Bayern zittert sich in leverkusen einen punkt – und kassiert ein warnsignal für madrid

Ein Spiel wie ein Stromschlag: 1:1 in der BayArena, zwei Rote Karten, zwei aberkannte Tore, ein abseits wieder einkassierter Siegtreffer – und trotzdem bleibt die wichtigste Erkenntnis jenseits des Tumults: Bayern München hat ein Abwehrproblem, das Vincent Kompany vor dem Champions-League-Viertelfinale nicht einfach wegdiskutieren kann.

Die defensive leine rupft – und das mitten im titelrennen

Die Zahlen sind ein Spiegel ohne Make-up: 20 Schüsse kassierte Bayern, 2,59 Expected Goals gab Leverkusen aus, 36 Ballaktionen im Münchner Strafraum. Das ist keine Aneinanderreihung von Einzelfehlern, das ist ein Systemriss. Die Lücken zwischen den Linien klafften wie offene Tore, die halbrechten Räume waren Autobahnen, auf denen Martin Terrier und Aleix García Tempo 180 fuhren. Kompany stellte nach dem Spiel die Trainingsform seiner verletzten Leistungsträger heraus – doch selbst mit Neuer, Davies, Musiala wird die Grundstruktur nicht automatisch dicht.

Die gute Nachricht: Die Meisterschaft ist mit neun Punkten Vorsprung auf Dortmund so gut wie eingetütet. Die schlechte: Real Madrid schaut genau hin. Wer so viele Räume schenkt, bekommt von Bellingham und Vinícius keine zweite Chance.

Nicolas jackson – die leihe, die immer mehr nach fehlgriff riecht

Nicolas jackson – die leihe, die immer mehr nach fehlgriff riecht

Minute 42, Mittellinie, offene Sohle, Martin Terrier am Knöchel – Nicolas Jackson flog, und mit ihm die letzte Hoffnung, aus der Chelsea-Patsche noch einen Coup zu machen. 24 Pflichtspiele, sieben Tore, drei Vorlagen, 16,5 Millionen Leihgebühr – das ist keine Bilanz, das ist ein Beweisstück.

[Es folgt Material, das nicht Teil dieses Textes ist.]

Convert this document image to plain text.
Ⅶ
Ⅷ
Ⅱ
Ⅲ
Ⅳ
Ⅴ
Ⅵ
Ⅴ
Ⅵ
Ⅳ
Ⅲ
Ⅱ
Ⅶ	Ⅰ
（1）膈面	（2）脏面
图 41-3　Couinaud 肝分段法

Er war die erste Rote Karte für einen Bayern-Profi in dieser Bundesliga-Saison, und sie traf einen Spieler, den die Fans nie richtig adoptiert haben. Das englische Sprichwort lautet: „Never fall in love with a loan player.“ In München reimt man sich mittlerweile: „Never fall in love with Jackson.“

Der kane-faktor – wie ein mann ein ganzes chaos trägt

Der kane-faktor – wie ein mann ein ganzes chaos trägt

Während um ihn herum Karten flogen und Tore aberkannt wurden, lief Harry Kane seine Bahnen wie ein Architekt, der weiß, dass das Gebäude wackelt, aber nicht einstürzen darf. Sein Pressing war der einzige Ruhepol, seine Bewegungen der Anker, an dem sich die Mannschaft orientierte. Ohne seinen Kopfballgeist stünde Bayern am Dienstag nicht mit 6:1 gegen Atalanta im Rücken da, sondern mit einem offenen Kriegsschaden. Kane ist der Grund, warum das Kunststück gelang, trotz 1:1 und 9:11-Schussverhältnis nicht als Verlierer dazustehen.

Leverkusen schlägt nicht zu – und bekommt trotzdem das nächste duell

Leverkusen schlägt nicht zu – und bekommt trotzdem das nächste duell

Xabi Alonso wird die Analyse mit gemischten Gefühlen lesen: Seine Werkself dominierte weite Phasen, schuf Großchancen, vergab sie aber mit der Selbstverständlichkeit eines Teams, das noch lernt, groß zu sein. Der xG-Wert mag höher liegen, doch Tore zählen. Am 22. April kehrt Bayern im Pokal zurück in die BayArena – dann gibt es keine VAR-Rettung, nur noch Knockout. Und wenn Leverkusen wieder so spielt, aber nicht trifft, wird es erneut ein Nachspiel geben, diesmal ohne Netz.

Unter dem Strich steht ein Punkt, der wie ein Sieg gegen die eigenen Schwächen wirkt. Aber ein Sieg ist es nicht. Die Warnung lautet: Wer in der Bundesliga noch so offen steht, bekommt in Madrid keine zweite Chance. Und wer sich auf Harry Kane verlässt, sollte sich fragen, wie lange ein Mann allein ein ganzes System tragen kann. Die Antwort wird sich in den nächsten Wochen zeigen – und sie wird nicht hinter VAR-Bildern versteckt werden können.